The majority -- two Democrats and two Republicans, only one of whom remains on the bench -- ruled March 24, 1997, that the school funding system unconstitutionally relies too much on property taxes, creating a disparity between rich and poor districts.
The case was filed in 1991 on behalf of Nathan DeRolph, a high school freshman in rural Perry County who had to sit on the floor to take a test because there weren't enough desks. In 1996, Moyer allowed 90 minutes of arguments by attorneys, an hour longer than usual.
Justice Paul Pfeifer recalls that deliberations afterward around the justices' round oak table were much shorter, about 20 minutes.

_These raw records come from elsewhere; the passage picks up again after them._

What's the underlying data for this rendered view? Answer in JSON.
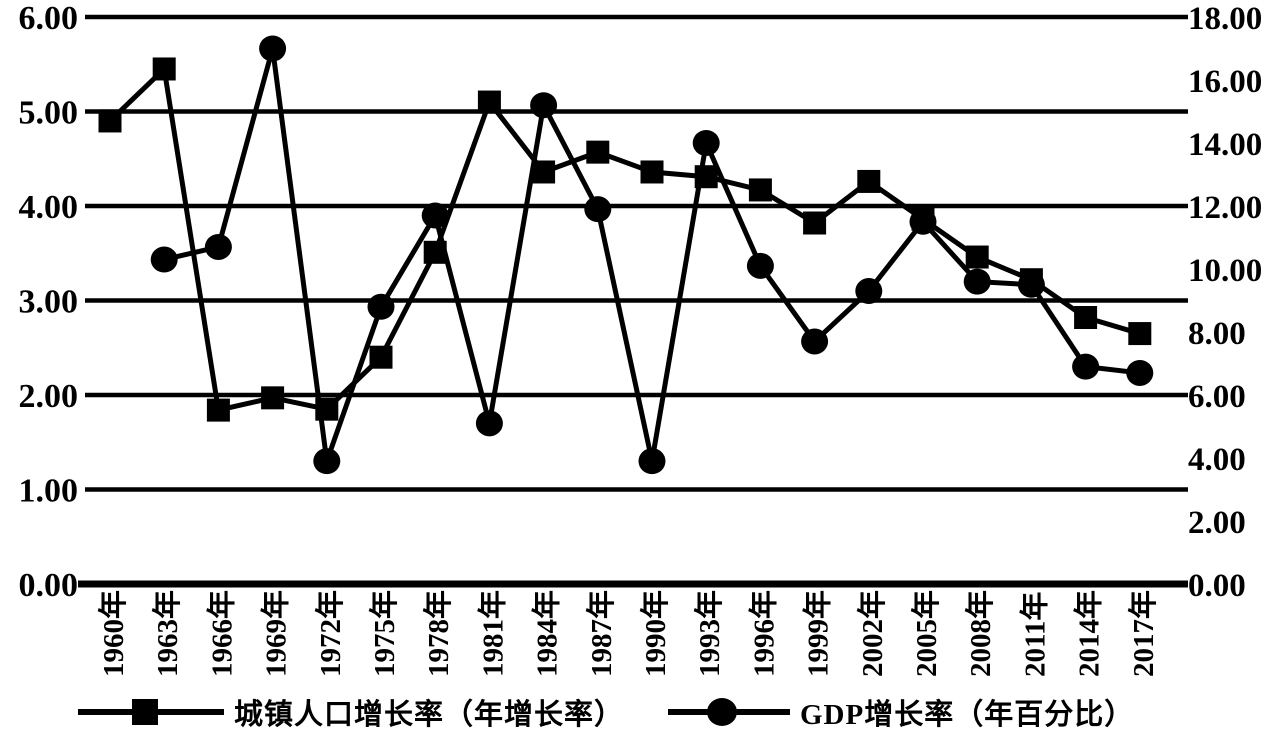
{
  "chart_data": {
    "type": "line",
    "title": "",
    "xlabel": "",
    "ylabel": "",
    "grid": "horizontal-solid-black",
    "background": "#ffffff",
    "line_color": "#000000",
    "legend_position": "bottom",
    "categories": [
      "1960年",
      "1963年",
      "1966年",
      "1969年",
      "1972年",
      "1975年",
      "1978年",
      "1981年",
      "1984年",
      "1987年",
      "1990年",
      "1993年",
      "1996年",
      "1999年",
      "2002年",
      "2005年",
      "2008年",
      "2011年",
      "2014年",
      "2017年"
    ],
    "left_axis": {
      "min": 0,
      "max": 6,
      "ticks": [
        "0.00",
        "1.00",
        "2.00",
        "3.00",
        "4.00",
        "5.00",
        "6.00"
      ]
    },
    "right_axis": {
      "min": 0,
      "max": 18,
      "ticks": [
        "0.00",
        "2.00",
        "4.00",
        "6.00",
        "8.00",
        "10.00",
        "12.00",
        "14.00",
        "16.00",
        "18.00"
      ]
    },
    "series": [
      {
        "name": "城镇人口增长率（年增长率）",
        "axis": "left",
        "marker": "square",
        "values": [
          4.9,
          5.45,
          1.84,
          1.97,
          1.85,
          2.4,
          3.51,
          5.1,
          4.36,
          4.57,
          4.36,
          4.31,
          4.17,
          3.82,
          4.26,
          3.86,
          3.46,
          3.22,
          2.82,
          2.65
        ]
      },
      {
        "name": "GDP增长率（年百分比）",
        "axis": "right",
        "marker": "circle",
        "values": [
          null,
          10.3,
          10.7,
          17.0,
          3.9,
          8.8,
          11.7,
          5.1,
          15.2,
          11.9,
          3.9,
          14.0,
          10.1,
          7.7,
          9.3,
          11.5,
          9.6,
          9.5,
          6.9,
          6.7
        ]
      }
    ]
  },
  "legend": {
    "urban_label": "城镇人口增长率（年增长率）",
    "gdp_label": "GDP增长率（年百分比）"
  }
}
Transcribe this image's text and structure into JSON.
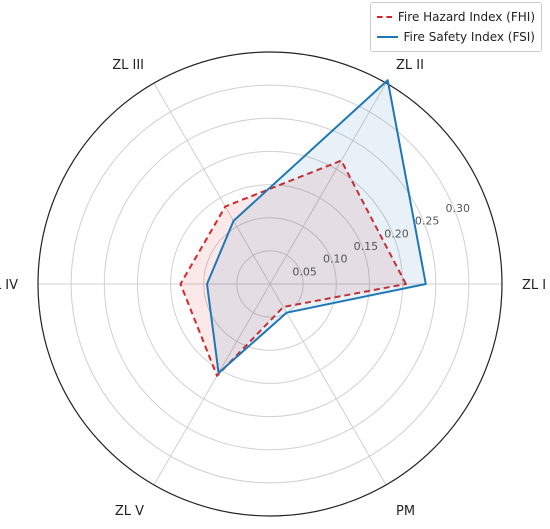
{
  "chart_data": {
    "type": "radar",
    "categories": [
      "ZL I",
      "ZL II",
      "ZL III",
      "ZL IV",
      "ZL V",
      "PM"
    ],
    "radial_ticks": [
      "0.05",
      "0.10",
      "0.15",
      "0.20",
      "0.25",
      "0.30"
    ],
    "radial_range": [
      0,
      0.35
    ],
    "grid": true,
    "legend_position": "top-right",
    "series": [
      {
        "name": "Fire Hazard Index (FHI)",
        "values": [
          0.205,
          0.215,
          0.135,
          0.135,
          0.16,
          0.04
        ],
        "color": "#d62728",
        "line_style": "dashed"
      },
      {
        "name": "Fire Safety Index (FSI)",
        "values": [
          0.235,
          0.355,
          0.11,
          0.095,
          0.155,
          0.05
        ],
        "color": "#1f77b4",
        "line_style": "solid"
      }
    ]
  }
}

Before he sat down, former Justice Andrew Douglas knew his vote: "We had to do something."
Where Cook stood
Former Justice Deborah Cook was adamant that how to pay for schools should be left to the governor and lawmakers -- a position she never wavered from, according to the other justices.
She declined the newspaper's interview request.

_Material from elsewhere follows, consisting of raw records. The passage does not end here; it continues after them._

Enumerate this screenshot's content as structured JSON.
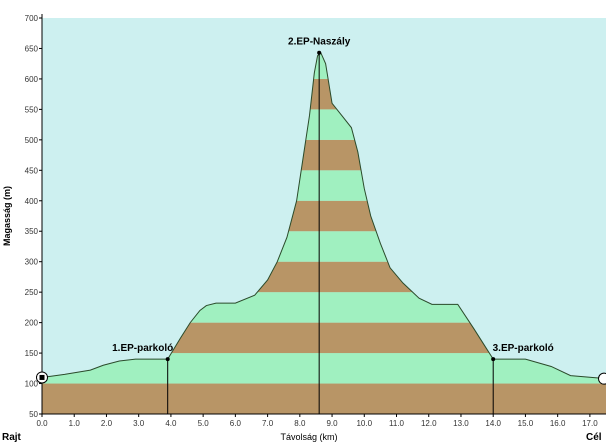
{
  "chart_data": {
    "type": "area",
    "xlabel": "Távolság  (km)",
    "ylabel": "Magasság (m)",
    "xlim": [
      0,
      17.5
    ],
    "ylim": [
      50,
      700
    ],
    "x_ticks": [
      0,
      1,
      2,
      3,
      4,
      5,
      6,
      7,
      8,
      9,
      10,
      11,
      12,
      13,
      14,
      15,
      16,
      17
    ],
    "x_tick_labels": [
      "0.0",
      "1.0",
      "2.0",
      "3.0",
      "4.0",
      "5.0",
      "6.0",
      "7.0",
      "8.0",
      "9.0",
      "10.0",
      "11.0",
      "12.0",
      "13.0",
      "14.0",
      "15.0",
      "16.0",
      "17.0"
    ],
    "y_ticks": [
      50,
      100,
      150,
      200,
      250,
      300,
      350,
      400,
      450,
      500,
      550,
      600,
      650,
      700
    ],
    "y_tick_labels": [
      "50",
      "100",
      "150",
      "200",
      "250",
      "300",
      "350",
      "400",
      "450",
      "500",
      "550",
      "600",
      "650",
      "700"
    ],
    "band_height_m": 50,
    "grid": false,
    "colors": {
      "background": "#cdf0f0",
      "band_green": "#a0f0c0",
      "band_brown": "#b89566",
      "profile_line": "#2a4a2a",
      "axis": "#000000"
    },
    "profile": {
      "x": [
        0.0,
        0.7,
        1.5,
        1.9,
        2.4,
        2.9,
        3.9,
        4.3,
        4.6,
        4.9,
        5.1,
        5.4,
        6.0,
        6.6,
        7.0,
        7.3,
        7.6,
        7.9,
        8.1,
        8.3,
        8.45,
        8.55,
        8.65,
        8.8,
        9.0,
        9.3,
        9.6,
        9.8,
        10.0,
        10.2,
        10.5,
        10.8,
        11.2,
        11.7,
        12.1,
        12.9,
        13.4,
        13.7,
        14.0,
        15.0,
        15.8,
        16.4,
        17.5
      ],
      "y": [
        110,
        115,
        122,
        130,
        137,
        140,
        140,
        175,
        200,
        220,
        228,
        232,
        232,
        245,
        270,
        300,
        340,
        400,
        470,
        540,
        610,
        638,
        643,
        625,
        560,
        540,
        520,
        480,
        420,
        375,
        330,
        290,
        265,
        240,
        230,
        230,
        190,
        165,
        140,
        140,
        128,
        113,
        108
      ]
    },
    "waypoints": [
      {
        "label": "1.EP-parkoló",
        "x": 3.9,
        "y": 140
      },
      {
        "label": "2.EP-Naszály",
        "x": 8.6,
        "y": 643
      },
      {
        "label": "3.EP-parkoló",
        "x": 14.0,
        "y": 140
      }
    ],
    "start_label": "Rajt",
    "end_label": "Cél"
  }
}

Moyer and Stratton said they agreed but were open to persuasion. However, over the next several months, they came to side with Cook.
Then-Gov. George Voinovich, lawmakers and newspaper editorials blasted the court for meddling after the ruling was announced.
"There was never any hesitation among the four of us about whether what we did was right," Justice Douglas said.
The ruling sent the case back to Perry County, where the trial judge ruled in 1999 that the state hadn't complied with the order to overhaul the system. Back it went to the Supreme Court.
With no hope of getting the three-member minority to budge after the bad reception of the first decision, Justice Pfeifer argued for an even more drastic approach.
He wanted to tell the governor and lawmakers that no more state money could be spent until school funding was fixed. He thought that would solve the problem in a week.
Justices Francis Sweeney, Alice Robie Resnick and Douglas refused.
The second decision, on May 11, 2000, acknowledged the state had spent more on education but said the system remained unconstitutional. Despite more funding increases, the case landed back in the high court the next year.
This time, Justices Moyer and Stratton forged a new majority, joining Justices Douglas and Pfeifer in a September 2001 ruling that outlined new school funding formulas and ordered the Legislature to enact them. Justices Sweeney and Resnick did not want to tell lawmakers how to fix schools.
On Dec. 11, 2002, the original majority again ruled the system of relying on property taxes is unconstitutional. Then they ended the court's involvement in the case.